Disinilah kemudian Abu
Zayd tampil “cerdik” dengan menempatkan Nabi Muhammad SAW -Penerima wahyu- Sebagai semacam ‘Pengarang
Al-Qur’an’. Ia menulis dalam bukunya
“bahwa Al-Qur’an
diturunkan melalui malaikat Jibril kepada seorang Muhammad yang manusia. Bahwa
Muhammad sebagai peneria pertama, sekaligus penyampai teks adalah bagian dari
realitas masyarakat. Ia dalah buah dan produk dari masyarakatnya. Ia tumbuh dan
berkembang di Makkah sebagai anak Yatim, dididik dalam suku Bani Sa’ad
sebagaimana anak-anak sebayanya dalam perkampungan Badui. Dengan demikian, kata
Abu Zayd, membahas Muhammad sebagai penerima teks pertama, berarti tidak
membicarakannya sebagai penerima pasif. Membicarakan dia berarti membicarakan
seorang manusia yang dalam dirinya terdapat harapan-harapan masyarakat yang terkait
dengannya.
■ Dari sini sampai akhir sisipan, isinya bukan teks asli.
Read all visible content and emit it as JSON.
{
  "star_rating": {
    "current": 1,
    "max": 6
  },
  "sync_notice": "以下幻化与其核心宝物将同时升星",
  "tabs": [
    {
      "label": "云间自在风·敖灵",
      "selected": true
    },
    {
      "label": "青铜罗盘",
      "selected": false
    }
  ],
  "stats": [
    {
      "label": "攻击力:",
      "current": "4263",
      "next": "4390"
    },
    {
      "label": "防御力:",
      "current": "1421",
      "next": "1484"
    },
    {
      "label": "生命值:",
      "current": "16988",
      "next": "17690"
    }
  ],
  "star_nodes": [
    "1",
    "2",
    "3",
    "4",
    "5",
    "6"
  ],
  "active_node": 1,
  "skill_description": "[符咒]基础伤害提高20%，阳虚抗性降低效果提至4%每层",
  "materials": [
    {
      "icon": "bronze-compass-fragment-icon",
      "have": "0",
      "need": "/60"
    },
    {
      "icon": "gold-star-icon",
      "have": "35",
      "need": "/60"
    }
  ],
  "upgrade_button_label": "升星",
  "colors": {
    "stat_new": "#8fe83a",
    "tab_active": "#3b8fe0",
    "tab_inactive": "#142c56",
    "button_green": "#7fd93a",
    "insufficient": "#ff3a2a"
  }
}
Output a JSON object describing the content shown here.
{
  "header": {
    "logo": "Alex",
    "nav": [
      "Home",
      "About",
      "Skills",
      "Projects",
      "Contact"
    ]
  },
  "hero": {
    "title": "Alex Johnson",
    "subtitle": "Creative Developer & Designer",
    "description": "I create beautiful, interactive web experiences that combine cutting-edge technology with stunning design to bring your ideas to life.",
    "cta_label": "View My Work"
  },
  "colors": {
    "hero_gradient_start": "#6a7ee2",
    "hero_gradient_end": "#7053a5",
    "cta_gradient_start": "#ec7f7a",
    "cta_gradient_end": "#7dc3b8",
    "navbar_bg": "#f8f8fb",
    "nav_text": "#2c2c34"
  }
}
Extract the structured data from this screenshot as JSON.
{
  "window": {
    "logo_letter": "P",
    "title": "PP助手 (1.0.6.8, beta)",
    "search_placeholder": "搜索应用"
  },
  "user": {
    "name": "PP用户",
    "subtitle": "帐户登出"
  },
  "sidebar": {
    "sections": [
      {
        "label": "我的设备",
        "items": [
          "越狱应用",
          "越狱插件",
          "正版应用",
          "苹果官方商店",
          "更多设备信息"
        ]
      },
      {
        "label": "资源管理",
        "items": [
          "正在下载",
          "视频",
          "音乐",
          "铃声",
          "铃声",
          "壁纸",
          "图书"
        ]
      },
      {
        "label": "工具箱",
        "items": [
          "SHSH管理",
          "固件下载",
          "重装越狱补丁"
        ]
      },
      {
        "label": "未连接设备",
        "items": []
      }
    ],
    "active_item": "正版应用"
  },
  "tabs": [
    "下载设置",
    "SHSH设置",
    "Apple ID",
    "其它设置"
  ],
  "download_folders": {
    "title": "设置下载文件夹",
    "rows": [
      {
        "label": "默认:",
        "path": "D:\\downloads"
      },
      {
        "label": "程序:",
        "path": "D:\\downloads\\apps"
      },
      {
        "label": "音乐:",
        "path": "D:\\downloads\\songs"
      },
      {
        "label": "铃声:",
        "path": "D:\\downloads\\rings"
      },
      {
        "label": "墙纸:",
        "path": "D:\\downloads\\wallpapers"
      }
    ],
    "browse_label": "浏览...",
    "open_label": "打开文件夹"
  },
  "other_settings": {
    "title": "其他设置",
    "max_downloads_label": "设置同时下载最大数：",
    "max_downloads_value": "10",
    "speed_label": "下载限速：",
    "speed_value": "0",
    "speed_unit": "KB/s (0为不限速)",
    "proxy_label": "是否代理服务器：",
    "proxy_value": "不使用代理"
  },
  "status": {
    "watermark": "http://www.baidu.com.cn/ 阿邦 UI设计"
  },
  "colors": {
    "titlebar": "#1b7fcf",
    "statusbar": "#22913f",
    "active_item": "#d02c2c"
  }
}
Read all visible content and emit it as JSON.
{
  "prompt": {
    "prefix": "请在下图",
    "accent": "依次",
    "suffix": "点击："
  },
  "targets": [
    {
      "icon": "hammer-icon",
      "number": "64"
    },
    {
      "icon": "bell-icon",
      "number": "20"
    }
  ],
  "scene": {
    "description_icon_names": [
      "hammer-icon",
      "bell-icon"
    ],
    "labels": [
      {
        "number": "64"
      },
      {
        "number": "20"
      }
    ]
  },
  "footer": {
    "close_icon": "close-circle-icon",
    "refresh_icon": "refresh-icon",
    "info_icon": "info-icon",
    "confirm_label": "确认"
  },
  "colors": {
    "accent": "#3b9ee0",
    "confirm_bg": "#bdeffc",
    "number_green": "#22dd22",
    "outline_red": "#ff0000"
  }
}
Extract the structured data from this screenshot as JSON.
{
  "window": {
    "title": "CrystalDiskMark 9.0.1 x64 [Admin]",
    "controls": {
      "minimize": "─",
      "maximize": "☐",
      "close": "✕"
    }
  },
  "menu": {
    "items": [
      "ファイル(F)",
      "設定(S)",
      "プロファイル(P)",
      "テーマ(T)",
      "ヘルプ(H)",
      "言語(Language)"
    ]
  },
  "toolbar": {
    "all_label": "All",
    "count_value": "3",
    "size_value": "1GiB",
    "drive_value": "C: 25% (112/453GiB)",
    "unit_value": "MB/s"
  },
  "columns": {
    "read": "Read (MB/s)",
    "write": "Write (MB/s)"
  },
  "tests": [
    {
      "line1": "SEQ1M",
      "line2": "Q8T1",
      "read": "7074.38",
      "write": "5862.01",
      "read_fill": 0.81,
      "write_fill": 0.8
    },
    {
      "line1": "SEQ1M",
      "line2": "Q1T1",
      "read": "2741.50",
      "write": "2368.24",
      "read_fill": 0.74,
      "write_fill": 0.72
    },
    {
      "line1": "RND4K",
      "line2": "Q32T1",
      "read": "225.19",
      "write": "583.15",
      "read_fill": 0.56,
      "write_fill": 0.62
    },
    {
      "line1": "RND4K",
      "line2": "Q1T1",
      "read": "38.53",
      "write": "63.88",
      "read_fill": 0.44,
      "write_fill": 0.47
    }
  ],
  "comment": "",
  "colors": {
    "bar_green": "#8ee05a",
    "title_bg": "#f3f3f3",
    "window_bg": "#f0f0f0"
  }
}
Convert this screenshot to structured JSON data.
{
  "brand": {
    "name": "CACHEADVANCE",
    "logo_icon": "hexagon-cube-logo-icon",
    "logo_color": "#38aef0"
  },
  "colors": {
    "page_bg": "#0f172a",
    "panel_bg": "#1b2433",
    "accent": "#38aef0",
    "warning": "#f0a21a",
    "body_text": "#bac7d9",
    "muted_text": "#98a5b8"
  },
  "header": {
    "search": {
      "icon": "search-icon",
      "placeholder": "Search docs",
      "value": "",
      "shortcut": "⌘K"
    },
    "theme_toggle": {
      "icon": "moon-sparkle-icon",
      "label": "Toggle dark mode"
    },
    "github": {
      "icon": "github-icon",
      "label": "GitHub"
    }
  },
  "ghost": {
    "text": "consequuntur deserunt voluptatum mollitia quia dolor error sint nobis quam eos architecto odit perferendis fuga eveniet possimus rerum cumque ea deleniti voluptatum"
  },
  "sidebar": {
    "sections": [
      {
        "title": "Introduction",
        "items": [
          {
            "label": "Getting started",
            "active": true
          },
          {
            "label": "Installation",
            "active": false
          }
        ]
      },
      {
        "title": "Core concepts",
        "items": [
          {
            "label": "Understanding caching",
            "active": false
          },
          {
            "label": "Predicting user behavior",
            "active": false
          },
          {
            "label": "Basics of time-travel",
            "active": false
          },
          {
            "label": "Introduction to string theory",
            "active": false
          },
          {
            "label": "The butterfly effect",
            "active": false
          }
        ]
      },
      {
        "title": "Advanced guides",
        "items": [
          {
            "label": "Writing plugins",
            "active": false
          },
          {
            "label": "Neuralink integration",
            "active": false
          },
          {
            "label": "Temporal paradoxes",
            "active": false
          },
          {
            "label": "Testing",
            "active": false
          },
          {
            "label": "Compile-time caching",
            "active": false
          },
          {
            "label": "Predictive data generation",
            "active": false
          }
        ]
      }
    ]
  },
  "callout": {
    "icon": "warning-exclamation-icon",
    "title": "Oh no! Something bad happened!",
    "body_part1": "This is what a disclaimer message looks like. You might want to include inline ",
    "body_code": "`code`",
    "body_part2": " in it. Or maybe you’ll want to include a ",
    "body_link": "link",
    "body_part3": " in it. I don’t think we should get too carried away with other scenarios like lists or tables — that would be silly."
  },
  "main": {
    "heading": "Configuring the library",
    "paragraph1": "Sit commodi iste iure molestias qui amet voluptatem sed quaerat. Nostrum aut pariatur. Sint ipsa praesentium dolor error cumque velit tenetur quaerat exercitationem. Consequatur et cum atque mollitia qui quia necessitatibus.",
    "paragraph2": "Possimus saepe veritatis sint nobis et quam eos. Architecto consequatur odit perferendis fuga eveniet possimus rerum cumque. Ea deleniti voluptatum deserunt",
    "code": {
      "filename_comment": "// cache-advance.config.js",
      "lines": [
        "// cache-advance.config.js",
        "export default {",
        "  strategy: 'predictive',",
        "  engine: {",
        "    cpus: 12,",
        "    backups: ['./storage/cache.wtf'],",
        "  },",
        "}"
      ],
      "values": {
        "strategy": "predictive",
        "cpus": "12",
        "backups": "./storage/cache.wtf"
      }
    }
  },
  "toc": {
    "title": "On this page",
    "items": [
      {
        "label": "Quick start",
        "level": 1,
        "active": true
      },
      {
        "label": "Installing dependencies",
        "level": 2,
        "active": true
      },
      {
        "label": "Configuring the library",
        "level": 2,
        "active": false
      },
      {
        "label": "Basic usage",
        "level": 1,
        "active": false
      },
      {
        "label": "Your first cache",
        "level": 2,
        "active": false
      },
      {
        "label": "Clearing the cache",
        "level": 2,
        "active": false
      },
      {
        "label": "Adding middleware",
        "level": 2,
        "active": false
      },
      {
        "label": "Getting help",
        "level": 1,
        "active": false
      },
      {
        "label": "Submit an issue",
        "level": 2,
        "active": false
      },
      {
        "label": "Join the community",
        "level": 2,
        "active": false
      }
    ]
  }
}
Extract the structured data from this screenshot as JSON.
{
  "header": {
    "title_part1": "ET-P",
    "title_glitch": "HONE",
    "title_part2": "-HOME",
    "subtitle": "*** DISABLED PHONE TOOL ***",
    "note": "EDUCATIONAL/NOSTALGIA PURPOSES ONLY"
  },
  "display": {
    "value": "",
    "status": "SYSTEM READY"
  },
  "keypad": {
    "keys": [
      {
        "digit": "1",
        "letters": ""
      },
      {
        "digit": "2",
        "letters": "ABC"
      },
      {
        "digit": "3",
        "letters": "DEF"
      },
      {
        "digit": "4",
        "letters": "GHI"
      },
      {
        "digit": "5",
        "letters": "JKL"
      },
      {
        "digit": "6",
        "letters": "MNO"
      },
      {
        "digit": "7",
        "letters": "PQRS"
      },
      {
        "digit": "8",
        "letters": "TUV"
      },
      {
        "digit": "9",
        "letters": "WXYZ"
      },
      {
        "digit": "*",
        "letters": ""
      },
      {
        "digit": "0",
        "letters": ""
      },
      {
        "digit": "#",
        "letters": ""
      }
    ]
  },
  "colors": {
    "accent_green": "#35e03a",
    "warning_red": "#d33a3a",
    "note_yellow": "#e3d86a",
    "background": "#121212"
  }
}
Intinya Muhammad adalah bagian dari social, budaya dan sejarah
masyarakatnya.”
“Mereka memandang
Al-Qur’an—setidaknya sampai pada tingkat perkataan—bukanlah teks yang turun
dari langit dalam bentuk kata-kata actual—sebagimana pernyataan klasik yang
masih dipegang berbagai kalangan--, tetapi merupakan spirit wahyu yang disaring
melalui Muhammad dan sekaligus dieksperikan dalam tapal batas intelektual dan
kemampuan linguistiknya.”
Dengan definisi seperti itu, jelas bahwa Nabi Muhammad SAW diposisikan
Abu Zayd sebagai semacam “Pengarang Al-Qur’an”. Yang artinya, redaksi Al-Qur’an
adalah versi Nabi Muhammad SAW. karena beliau dikatakan hanya menerima wahyu
dalam bemtuk inspirasi. Nabi Muhammad sebagai seorang ummy, dikatakan bukanlah penerima pasif wahyu, tetapi juga mengolah
redaksi Al-Qur’an, sesuai kondisinya sebagai manusia biasa yang dipengaruhi
oleh budayanya.
Konsep Abu Zayd yang menyatakan bahwa teks Al-Qur’an sebagai ‘spirit
wahyu dari Tuhan’ begitu identik dengan teks bible bahwa “The Whole Bible is given by inspiration of God”. Dan pandangan ini kan
pada apa yang banyak dilakukan oleh orientalis generasi-generasi awal yang
menyebut agama Isalam sebagai “agama Muhammad” dan hukum Islam disebut sebagai
“Mohammaden Law”, ummat Islam disebut sebagai “Mohammaden”.
Pendapat Abu Zayd dan kalangan dekonstrusionis ini memang berusaha
menjebol konsep dasar tentang Al-Qur’an yang selama ini diyakini kaum muslimin,
bahwa Al-Qur’an berasal dari Allah SWT. Dalam konsepsi Islam nabi hanyalah
sekedar menyampaikan dan tidak mengapresiasi atau mengolah wahyu yang
diterimanya, untuk kemudian disampaikan pada ummatnya, sesuai dengan
interpretasinya yang dipengaruhi oleh kondisi kejiwaan, social, dan budaya
setempat dan seketika itu. Beliau tidak menambah atau mengurangi apa-apa yang
disampaikan melalui Malaikat Jibril.
“Dan dia Muhammad SAW tidak
menyampaikan sesuatu kecuali (dari) wahyu yang diwahyukan kepadanya (QS.
An-Najm: 3)
Muhammad SAW memang seorang manusia biasa, tetapi beliau berbeda
dengan manusia liannya karena beliau menerima al-wahyu.
Dalam keyakinan muslim selama ini, Nabi Muhammad hanyalah sebagai
penyampai wahyu. Teks-teks Al-Qur’an memang dalam bahasa arab dan sebagian ada
yang berbicara mengenai budaya di masa itu. Tetapi Al-Qur’an tidak tunduk pada
budaya, justru Al-Qur’an merombak budaya Arab dan membangun sesuatu pola
pemikiran dan peradaban baru yang jauh lebih sesuai dengan fitrah manusia..
Banyak cerita yang menunjukkan bahwa bagaimana tokoh-tokoh Musyrikin
Arab begitu terpesona dengan keindahan gaya
bahasa Al-Qur’an yang belum pernah mereka dengar sebelumya. Karena itu kemudian
mereka menyebut Rasulullah SAW sebagai ‘penyihir’ atau ‘penyair’.